Right now, there is a lot that can make you sad. Stressed. Confused. Alienated. Overwhelmed. we hope you are having a good week… we really do. But, most people we’ve talked to are experiencing something that is throwing them off-center. If you’re feeling great, please continue to do so and be an anchor for your friends who are having a rough go of it. If you are noticing any of the emotions above (or whatever it is),  please know that, first of all, it is OK to feel big feelings, small feelings, erratic feelings, few feelings, whatever kind of feelings. 

That’s you being you, and it’s beautiful. Feeling something means you are human. Emotions other than joy, excitement, and “happiness” are so often pathologized when they are, simply put, part of the experience of being human. So fully embrace them.

Also, know that you can investigate what’s going on and have some choice in how you react. We can not change what happens to us or around us, but we can decide what we want to do. If your typical pattern is to get stressed and follow that up with pulling away from all social contact, maybe try something different.

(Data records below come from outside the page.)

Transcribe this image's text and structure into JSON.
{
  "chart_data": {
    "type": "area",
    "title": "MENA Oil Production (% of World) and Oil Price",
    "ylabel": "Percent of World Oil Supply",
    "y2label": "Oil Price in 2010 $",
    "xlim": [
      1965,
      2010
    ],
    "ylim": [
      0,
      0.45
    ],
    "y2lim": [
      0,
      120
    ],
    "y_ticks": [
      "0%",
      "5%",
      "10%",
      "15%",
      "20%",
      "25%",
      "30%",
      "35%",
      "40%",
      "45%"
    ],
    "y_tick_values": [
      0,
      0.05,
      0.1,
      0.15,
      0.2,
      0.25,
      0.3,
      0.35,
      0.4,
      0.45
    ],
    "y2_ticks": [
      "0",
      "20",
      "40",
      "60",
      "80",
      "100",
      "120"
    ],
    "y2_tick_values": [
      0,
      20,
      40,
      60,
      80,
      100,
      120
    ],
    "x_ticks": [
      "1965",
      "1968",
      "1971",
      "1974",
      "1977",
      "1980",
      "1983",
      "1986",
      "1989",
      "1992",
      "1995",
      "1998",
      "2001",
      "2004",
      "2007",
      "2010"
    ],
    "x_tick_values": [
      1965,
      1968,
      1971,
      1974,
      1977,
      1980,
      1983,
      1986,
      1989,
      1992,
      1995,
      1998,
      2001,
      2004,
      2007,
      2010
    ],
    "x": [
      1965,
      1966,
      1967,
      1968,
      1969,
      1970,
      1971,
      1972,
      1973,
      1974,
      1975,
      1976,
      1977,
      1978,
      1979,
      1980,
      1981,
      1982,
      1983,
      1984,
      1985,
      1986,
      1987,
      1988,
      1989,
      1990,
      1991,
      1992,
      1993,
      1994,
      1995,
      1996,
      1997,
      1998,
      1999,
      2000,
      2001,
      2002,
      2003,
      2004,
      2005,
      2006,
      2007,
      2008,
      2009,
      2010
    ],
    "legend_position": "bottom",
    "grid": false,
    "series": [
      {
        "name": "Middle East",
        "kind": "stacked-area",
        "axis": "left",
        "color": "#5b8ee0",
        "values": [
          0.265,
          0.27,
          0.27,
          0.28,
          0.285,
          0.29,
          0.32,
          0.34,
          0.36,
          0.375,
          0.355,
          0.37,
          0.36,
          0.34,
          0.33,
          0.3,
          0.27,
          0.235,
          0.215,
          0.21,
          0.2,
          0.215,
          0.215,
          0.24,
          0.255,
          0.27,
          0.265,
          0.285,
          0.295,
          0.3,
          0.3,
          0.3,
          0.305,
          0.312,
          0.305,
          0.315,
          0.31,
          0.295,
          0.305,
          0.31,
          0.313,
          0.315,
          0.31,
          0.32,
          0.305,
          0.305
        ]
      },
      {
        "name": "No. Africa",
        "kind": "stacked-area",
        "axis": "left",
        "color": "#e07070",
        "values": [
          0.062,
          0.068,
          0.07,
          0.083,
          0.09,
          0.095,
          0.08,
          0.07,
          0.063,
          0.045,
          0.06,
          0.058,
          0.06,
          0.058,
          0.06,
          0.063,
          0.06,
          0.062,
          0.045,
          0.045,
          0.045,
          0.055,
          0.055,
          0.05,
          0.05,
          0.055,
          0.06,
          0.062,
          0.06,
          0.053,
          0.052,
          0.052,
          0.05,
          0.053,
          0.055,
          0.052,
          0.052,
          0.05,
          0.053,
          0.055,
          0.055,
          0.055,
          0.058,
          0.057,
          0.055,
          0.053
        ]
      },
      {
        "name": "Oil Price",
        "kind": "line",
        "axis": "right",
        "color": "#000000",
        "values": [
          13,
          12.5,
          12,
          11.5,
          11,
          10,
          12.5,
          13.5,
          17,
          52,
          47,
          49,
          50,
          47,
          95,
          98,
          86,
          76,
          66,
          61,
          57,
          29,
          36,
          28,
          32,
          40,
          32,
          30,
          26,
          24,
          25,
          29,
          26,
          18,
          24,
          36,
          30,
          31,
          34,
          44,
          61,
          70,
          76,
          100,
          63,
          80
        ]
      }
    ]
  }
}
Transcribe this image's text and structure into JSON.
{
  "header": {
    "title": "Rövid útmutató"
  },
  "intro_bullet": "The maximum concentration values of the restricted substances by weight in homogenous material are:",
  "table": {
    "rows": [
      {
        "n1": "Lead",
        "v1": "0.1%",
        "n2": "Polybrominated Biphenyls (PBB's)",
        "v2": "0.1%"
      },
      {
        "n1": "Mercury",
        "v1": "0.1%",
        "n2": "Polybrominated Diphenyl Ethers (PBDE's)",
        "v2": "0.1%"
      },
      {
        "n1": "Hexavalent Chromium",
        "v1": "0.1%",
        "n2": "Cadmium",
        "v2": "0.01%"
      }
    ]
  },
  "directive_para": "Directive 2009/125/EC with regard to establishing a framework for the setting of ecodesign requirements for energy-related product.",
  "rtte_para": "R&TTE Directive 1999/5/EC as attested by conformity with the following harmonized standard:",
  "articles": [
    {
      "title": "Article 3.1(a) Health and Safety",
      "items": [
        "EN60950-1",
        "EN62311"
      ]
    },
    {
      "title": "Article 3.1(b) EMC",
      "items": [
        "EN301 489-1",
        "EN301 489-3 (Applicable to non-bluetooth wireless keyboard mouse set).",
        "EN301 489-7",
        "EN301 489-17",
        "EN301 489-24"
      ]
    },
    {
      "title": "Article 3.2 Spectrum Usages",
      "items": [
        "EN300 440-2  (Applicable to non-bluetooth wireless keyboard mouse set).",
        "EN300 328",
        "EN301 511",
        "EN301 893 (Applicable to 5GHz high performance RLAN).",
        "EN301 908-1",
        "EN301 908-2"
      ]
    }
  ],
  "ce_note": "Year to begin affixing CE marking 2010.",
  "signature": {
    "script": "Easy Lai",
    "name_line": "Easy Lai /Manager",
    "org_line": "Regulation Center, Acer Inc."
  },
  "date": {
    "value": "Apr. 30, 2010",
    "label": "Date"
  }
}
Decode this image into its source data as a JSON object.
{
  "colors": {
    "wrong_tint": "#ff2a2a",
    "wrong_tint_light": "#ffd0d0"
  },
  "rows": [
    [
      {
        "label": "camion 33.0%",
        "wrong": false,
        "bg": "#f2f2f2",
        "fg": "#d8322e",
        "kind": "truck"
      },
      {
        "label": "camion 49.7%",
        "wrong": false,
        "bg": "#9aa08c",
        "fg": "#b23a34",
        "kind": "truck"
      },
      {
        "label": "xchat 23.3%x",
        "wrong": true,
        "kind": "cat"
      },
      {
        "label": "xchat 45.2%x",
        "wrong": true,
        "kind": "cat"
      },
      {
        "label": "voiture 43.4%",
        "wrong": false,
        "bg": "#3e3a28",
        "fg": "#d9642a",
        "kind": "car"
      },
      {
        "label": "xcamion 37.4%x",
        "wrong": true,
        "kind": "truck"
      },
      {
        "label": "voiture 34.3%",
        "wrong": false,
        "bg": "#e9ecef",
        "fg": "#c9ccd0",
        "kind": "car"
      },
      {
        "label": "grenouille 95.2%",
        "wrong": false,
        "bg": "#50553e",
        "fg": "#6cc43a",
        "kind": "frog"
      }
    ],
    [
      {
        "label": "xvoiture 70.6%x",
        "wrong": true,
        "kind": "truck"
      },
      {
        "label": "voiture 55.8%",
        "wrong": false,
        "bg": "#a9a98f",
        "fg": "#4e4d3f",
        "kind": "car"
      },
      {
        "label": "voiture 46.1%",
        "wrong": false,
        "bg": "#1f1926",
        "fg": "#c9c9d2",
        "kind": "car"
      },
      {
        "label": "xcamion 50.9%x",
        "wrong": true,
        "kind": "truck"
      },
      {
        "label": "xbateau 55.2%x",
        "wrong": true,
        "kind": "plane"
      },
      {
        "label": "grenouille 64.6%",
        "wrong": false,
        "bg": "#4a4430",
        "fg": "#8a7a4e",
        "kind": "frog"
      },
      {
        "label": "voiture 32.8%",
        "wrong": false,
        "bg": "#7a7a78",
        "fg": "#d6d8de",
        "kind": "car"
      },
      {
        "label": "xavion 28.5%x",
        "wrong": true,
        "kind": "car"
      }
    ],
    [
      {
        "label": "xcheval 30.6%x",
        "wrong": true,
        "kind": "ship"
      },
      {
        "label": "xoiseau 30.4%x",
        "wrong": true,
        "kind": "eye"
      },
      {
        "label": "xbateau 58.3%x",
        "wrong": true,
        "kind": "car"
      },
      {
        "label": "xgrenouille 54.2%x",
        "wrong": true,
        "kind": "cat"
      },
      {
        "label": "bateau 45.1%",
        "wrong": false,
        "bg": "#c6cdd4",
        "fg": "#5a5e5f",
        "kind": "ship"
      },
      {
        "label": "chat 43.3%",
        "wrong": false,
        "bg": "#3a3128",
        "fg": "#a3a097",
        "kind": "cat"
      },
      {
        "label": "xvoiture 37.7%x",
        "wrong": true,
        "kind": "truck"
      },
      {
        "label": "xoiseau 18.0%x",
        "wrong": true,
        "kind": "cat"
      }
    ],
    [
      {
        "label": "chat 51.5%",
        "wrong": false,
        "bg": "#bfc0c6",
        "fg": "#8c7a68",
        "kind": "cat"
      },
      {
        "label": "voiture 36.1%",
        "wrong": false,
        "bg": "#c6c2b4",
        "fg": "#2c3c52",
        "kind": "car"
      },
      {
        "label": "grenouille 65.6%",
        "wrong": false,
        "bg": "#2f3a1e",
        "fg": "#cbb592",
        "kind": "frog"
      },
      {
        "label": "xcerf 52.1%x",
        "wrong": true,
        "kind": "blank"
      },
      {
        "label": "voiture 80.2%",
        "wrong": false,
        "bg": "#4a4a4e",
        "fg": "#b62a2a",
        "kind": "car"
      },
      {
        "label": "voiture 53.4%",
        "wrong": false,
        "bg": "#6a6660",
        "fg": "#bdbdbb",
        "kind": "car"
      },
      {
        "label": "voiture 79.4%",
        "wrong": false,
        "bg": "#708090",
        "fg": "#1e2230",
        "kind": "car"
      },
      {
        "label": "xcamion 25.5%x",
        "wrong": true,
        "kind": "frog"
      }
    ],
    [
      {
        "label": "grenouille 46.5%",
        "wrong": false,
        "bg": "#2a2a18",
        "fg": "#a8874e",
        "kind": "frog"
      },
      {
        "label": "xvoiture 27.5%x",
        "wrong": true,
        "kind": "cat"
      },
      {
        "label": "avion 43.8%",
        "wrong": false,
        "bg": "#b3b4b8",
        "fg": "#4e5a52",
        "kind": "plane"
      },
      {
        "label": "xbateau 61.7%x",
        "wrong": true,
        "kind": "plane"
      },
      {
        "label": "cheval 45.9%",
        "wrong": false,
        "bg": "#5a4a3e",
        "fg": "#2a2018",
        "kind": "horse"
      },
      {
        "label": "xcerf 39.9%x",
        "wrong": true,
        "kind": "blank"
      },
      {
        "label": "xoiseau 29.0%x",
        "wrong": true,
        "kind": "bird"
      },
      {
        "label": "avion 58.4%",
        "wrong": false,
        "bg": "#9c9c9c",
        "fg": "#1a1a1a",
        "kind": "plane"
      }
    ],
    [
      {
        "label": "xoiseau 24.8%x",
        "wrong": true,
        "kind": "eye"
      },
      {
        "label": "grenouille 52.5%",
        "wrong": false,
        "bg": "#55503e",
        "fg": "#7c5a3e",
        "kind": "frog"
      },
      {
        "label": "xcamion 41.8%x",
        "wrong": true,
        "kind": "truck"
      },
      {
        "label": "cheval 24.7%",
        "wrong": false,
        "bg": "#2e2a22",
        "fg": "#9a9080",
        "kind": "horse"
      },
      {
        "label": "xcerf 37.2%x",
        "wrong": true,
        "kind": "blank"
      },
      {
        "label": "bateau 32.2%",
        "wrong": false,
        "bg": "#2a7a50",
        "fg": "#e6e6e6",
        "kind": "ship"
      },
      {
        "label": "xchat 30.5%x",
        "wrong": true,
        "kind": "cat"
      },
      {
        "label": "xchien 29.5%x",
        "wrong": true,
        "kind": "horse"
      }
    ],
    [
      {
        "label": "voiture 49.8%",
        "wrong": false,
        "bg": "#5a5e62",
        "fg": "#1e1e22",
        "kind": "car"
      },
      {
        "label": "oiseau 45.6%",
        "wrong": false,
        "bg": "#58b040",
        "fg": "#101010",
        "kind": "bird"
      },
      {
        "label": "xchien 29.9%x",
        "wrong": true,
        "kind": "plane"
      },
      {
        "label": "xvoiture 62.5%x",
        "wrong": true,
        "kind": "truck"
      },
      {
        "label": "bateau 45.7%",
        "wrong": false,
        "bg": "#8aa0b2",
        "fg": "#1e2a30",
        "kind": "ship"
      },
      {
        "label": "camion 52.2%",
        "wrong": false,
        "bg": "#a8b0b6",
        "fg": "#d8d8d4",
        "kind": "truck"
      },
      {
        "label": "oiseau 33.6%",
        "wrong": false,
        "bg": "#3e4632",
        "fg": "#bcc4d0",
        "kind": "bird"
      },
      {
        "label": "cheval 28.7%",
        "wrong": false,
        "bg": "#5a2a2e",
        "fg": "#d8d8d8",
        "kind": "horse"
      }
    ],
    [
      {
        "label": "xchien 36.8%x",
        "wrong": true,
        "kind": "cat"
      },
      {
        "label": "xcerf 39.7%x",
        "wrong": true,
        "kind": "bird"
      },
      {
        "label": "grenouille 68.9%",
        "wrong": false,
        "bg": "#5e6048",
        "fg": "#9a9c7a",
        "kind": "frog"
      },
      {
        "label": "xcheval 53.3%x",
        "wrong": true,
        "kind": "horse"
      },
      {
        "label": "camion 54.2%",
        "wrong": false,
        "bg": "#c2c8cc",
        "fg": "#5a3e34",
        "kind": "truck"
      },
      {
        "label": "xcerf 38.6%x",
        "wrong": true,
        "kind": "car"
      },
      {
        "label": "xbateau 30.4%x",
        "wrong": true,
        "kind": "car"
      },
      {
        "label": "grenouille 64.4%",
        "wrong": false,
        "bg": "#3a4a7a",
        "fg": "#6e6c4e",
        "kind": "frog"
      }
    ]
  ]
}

You might have internalized the notion that when you are sad, you should keep it to yourself and “get unsad.” Keep feeling what you feel, but maybe reach out to a friend and watch a silly movie. 

Or journal about it. 

Or go do a super sweaty workout. 

Or, if you have learned that you shouldn’t feel emotions that aren’t “happy” ones, allow them some space in your mind. Go sit with them, meditate on them. Call a friend and tell them how you are stressed, anxious, etc… 

It is absolutely okay not to be okay. Acknowledge the feeling, and let it pass through you like a wave.